New Zealand's cricketers are about to undertake a mission they have never accomplished, but Chris Martin thinks a new commander could create history in India.

Fresh off a 2-0 test series loss in the Caribbean, in which a woefully-underdone side sent off departing coach John Wright with a whimper, the task could hardly be more difficult for his replacement Mike Hesson.

The Black Caps head into tomorrow's first test in Hyderabad with records - both recent and historic - against them. The last time New Zealand won a test in India was in 1988 and, in nine attempts, the tourists have never left the country with series success.

That, of course, is asking a lot of a side sitting near the foot of the test rankings and whose last series victory over a major test playing nation came in 2006.


The local media certainly think so, speculating over how many ranking points India will earn with a 2-0 win and calling the Kiwis' visit an "appetiser" for the main course of series against England and Australia later in the year.

But Martin, who has played under his fair share of national coaches since making his debut in 2000, believes Hesson may be the man for the job.

"He's a very common sense, passionate coach who's put a lot of thought into preparation," Martin said.

"He's possibly got his dream job, which is an inspiring thing to have around the side whenever you're touring."

The former Otago mentor was hailed for his organisational and attention-to-detail approach when he was introduced as Wright's successor, and that will certainly be put to the test in the next two weeks.

Though he's had limited time with his new charges, Hesson would have spent little time in the last month thinking about anything but India.

And that is perhaps one area which was lacking against the West Indies.

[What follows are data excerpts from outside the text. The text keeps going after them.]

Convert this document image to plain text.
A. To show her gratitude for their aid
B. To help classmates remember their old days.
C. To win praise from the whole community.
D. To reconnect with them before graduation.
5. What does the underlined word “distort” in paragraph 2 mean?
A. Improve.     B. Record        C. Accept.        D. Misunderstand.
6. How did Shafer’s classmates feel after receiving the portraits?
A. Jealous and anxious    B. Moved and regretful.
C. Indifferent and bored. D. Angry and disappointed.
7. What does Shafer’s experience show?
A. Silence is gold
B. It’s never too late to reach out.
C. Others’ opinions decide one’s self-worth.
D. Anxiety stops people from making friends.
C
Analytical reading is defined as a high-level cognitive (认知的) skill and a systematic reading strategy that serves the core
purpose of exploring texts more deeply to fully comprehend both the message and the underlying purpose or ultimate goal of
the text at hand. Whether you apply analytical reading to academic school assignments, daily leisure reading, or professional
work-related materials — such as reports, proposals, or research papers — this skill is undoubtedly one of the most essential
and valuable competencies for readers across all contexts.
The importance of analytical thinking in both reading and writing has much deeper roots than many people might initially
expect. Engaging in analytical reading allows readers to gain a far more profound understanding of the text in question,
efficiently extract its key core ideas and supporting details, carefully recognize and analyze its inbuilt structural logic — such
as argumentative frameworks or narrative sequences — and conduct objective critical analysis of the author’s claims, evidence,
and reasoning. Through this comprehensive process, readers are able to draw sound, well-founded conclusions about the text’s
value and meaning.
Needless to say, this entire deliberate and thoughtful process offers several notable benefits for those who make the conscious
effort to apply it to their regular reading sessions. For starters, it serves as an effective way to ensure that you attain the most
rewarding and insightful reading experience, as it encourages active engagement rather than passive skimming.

Possessing a complex relationship with his superiors, culminating in a fruitless attempt to arrange much-needed warm-up matches before the tour, it's easy to wonder whether Wright was at his passionate best in the waning moments of his tenure.

"A lot of things in the West Indies didn't really pan out - I can't really put my finger on that kind of thing," Martin said.


"I think this is as good a place as any to start, under a fresh management group, and [with] a lot more planning and preparation we can get back in the fight and show how good we are."

They will need to against an Indian side which, despite the retirements of Rahul Dravid and VVS Laxman, still boasts a wealth of batting.

While their potential replacements have domestic credentials, Martin thought the absence of the senior pair could engender a mental edge for the Black Caps.

"Any time the experience goes from the side you feel, not more comfortable, but you feel like you've got the ability to put pressure on a guy in the test environment.

"When you lose people in your changing room like that, and you're looking around the place trying to figure out where your bulk of runs are coming and you don't have a Laxman or a Dravid, I'm sure it can play on your mind a little."

The slightest bit of doubt in the opposition will go a long way to ensuring New Zealand enact what they believe is a winning game plan - dismiss the hosts for a par score and match them with the bat.

Easier said than done, maybe, but the Black Caps managed to do just that twice in their last visit to India in 2010. Those matches ended in draws but if New Zealand can go one better this time, Hesson would have had a lot to do with it.